Adivinha-se uma longa maratona judicial e das seguradoras para cobrir os prejuízos causados pelo porta-contentores Ever Given, que durante uma semana bloqueou, por completo, a navegação no Canal do Suez.
O Ever Given foi finalmente libertado na segunda-feira, e a navegação retomada ao final do mesmo dia, mas de acordo com os cálculos divulgados, o prejuízo terá ultrapassado os 300 milhões por hora, durante seis dias. Quem vai pagar a fatura, é a grande questão agora.
Para o determinar, é preciso primeiro apurar as causas do acidente, mas será também determinante saber quem foi realmente prejudicado, e em que montante, para poder calcular a indemnização a que terá direito. Uma tarefa complicada pelo facto de o bloqueio ter deixado 400 navios à espera durante 6 longos dias, dos dois lados do canal.
Pedro D'Avillez, corretor de navios na empresa britânica Howe Robinson tem uma grande certeza: Estas dúvidas podem levar anos a responder.
“É um caso interessante e vai manter muitos advogados ocupados durante muitos anos, porque vai haver muitos pedidos e veremos quantos é que vão ser aceites".
A primeira equação a resolver é saber o que causou este acidente. Um erro humano, uma falha técnica ou terá sido a consequência - insistentemente apontada, mas rejeitada pelos especialistas - de uma tempestade de areia ou de uma rajada de vento mais forte? “A investigação para determinar os factos é a primeira coisa que vão fazer, e vai ser muito importante. Dentro da indústria temos muitas teorias, há pouca gente que acredita na explicação que se tem visto nos jornais e na televisão, de que foi uma rajada de vento ou uma tempestade de areia. A mim parece-me muito pouco provável que seja essa a explicação", diz o corretor Pedro d’Avillez.
De todas as causas possíveis, a que ganha mais força entre os especialistas é a de que o navio terá tido um problema mecânico na direção. “Há várias possibilidades.

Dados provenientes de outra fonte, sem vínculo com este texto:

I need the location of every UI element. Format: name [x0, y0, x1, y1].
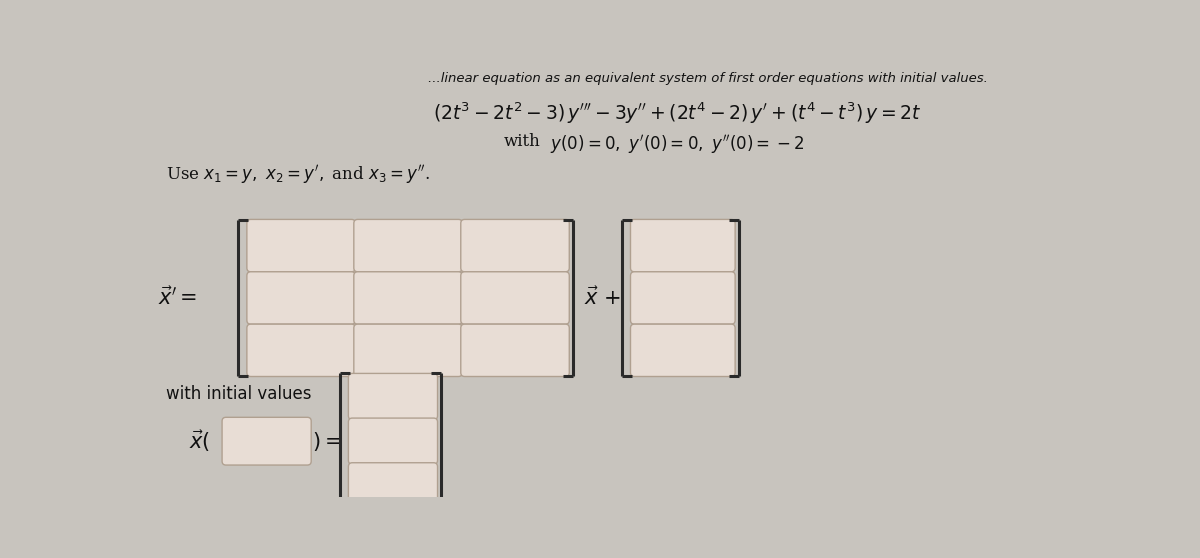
Text: $\vec{x}($: $\vec{x}($ [188, 429, 210, 454]
Text: $(2t^3 - 2t^2 - 3)\,y^{\prime\prime\prime} - 3y^{\prime\prime} + (2t^4 - 2)\,y^{: $(2t^3 - 2t^2 - 3)\,y^{\prime\prime\prim… [432, 100, 922, 126]
Text: with initial values: with initial values [166, 385, 311, 403]
FancyBboxPatch shape [354, 219, 462, 272]
FancyBboxPatch shape [461, 272, 569, 324]
FancyBboxPatch shape [247, 272, 355, 324]
FancyBboxPatch shape [630, 272, 736, 324]
Text: $\vec{x}$ +: $\vec{x}$ + [584, 287, 620, 309]
FancyBboxPatch shape [461, 324, 569, 377]
FancyBboxPatch shape [630, 219, 736, 272]
Text: ...linear equation as an equivalent system of first order equations with initial: ...linear equation as an equivalent syst… [428, 71, 988, 85]
FancyBboxPatch shape [348, 418, 438, 464]
FancyBboxPatch shape [247, 219, 355, 272]
FancyBboxPatch shape [222, 417, 311, 465]
FancyBboxPatch shape [348, 463, 438, 509]
FancyBboxPatch shape [348, 373, 438, 420]
FancyBboxPatch shape [630, 324, 736, 377]
FancyBboxPatch shape [354, 324, 462, 377]
FancyBboxPatch shape [247, 324, 355, 377]
Text: Use $x_1 = y,\ x_2 = y^{\prime},$ and $x_3 = y^{\prime\prime}$.: Use $x_1 = y,\ x_2 = y^{\prime},$ and $x… [166, 163, 430, 186]
FancyBboxPatch shape [461, 219, 569, 272]
Text: $\vec{x}^{\prime} =$: $\vec{x}^{\prime} =$ [157, 287, 197, 309]
Text: $) =$: $) =$ [312, 430, 342, 453]
Text: $y(0) = 0,\ y^{\prime}(0) = 0,\ y^{\prime\prime}(0) = -2$: $y(0) = 0,\ y^{\prime}(0) = 0,\ y^{\prim… [550, 133, 804, 156]
FancyBboxPatch shape [354, 272, 462, 324]
Text: with: with [504, 133, 540, 150]
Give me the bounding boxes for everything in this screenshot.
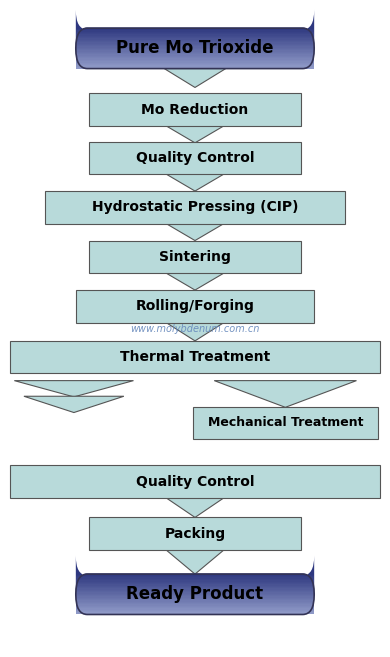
Text: Rolling/Forging: Rolling/Forging [136, 300, 254, 313]
Bar [11, 465, 379, 498]
Polygon shape [214, 380, 356, 407]
Bar [89, 141, 301, 174]
Bar [76, 580, 314, 582]
Bar [76, 611, 314, 613]
Bar [76, 608, 314, 610]
Bar [76, 591, 314, 593]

Uma das que circula e que parece ter mais probabilidade é que houve um problema mecânico com o navio, talvez com o sistema de direção do navio, e que isso tenha ocorrido centenas de metros, ou mais, antes do acidente. O navio teve um problema com a direção, não conseguiu entrar bem numa curva do canal, por consequência entrou na próxima curva ainda pior e foi dar depois ao encalhamento no lado do canal”.
Mas, se porventura, se chegar à conclusão de que o “Ever Given” encalhou devido a uma falha humana, aí também se levantam algumas incógnitas. É que durante a travessia do Canal do Suez há sempre um piloto do próprio canal que sobe abordo do navio para o guiar. É ele quem dá as instruções por conhecer todos os detalhes do trajeto, a largura e profundidade do canal, a cada momento, e também as curvas. Por isso, a haver falha humana, a culpa poderá ter sido do piloto, mas isso não iliba o comandante, diz Pedro d’Avillez.
“Há um piloto que está a bordo e que dá instruções para o navio seguir, mas o capitão do navio tem sempre a responsabilidade máxima. Se houve um erro da parte do piloto isso pode alterar a forma como a responsabilidade é repartida. Normalmente em casos de acidentes marítimos há uma divisão das responsabilidades e, portanto, a investigação vai ser um muito importante para saber se foi um erro humano, do piloto, ou se foi um problema mecânico.”
São, por isso, muitas as incógnitas para resolver, e particularmente complexas. Mas há uma outra dimensão deste acidente que não pode ser esquecida, e serve para memória futura, diz este especialista. Há cada vez mais navios gigantes, como este. São verdadeiras cidades navegantes que se multiplicaram na última década. O acidente no Canal do Suez serve de alerta.
Pedro d'Avillez diz que o sector não está preparado para dar uma resposta eficaz, caso aconteça um naufrágio de um porta-contentores com esta dimensão. “É uma coisa brutal. Tem uma capacidade de vinte mil contentores, tem 400 metros de comprimento e 60 de largura e há cada vez mais deste tipo de navios.”
“O que é que isto quer dizer? Que todos os dias estamos à espera que aconteça uma coisa deste género, e nunca tivemos, por enquanto, graças a Deus, um acidente em que um navio destes tenha afundado, mas parece-me lógico que vai acontecer e a indústria não está preparada para isso, em termos de seguros, em termos de recuperação de navios, de carga. Aliás, o acidente no Canal do Suez mostrou-nos isso. Durante bastante tempo ninguém sabia o que é que iam fazer para resolver aquilo”, conclui.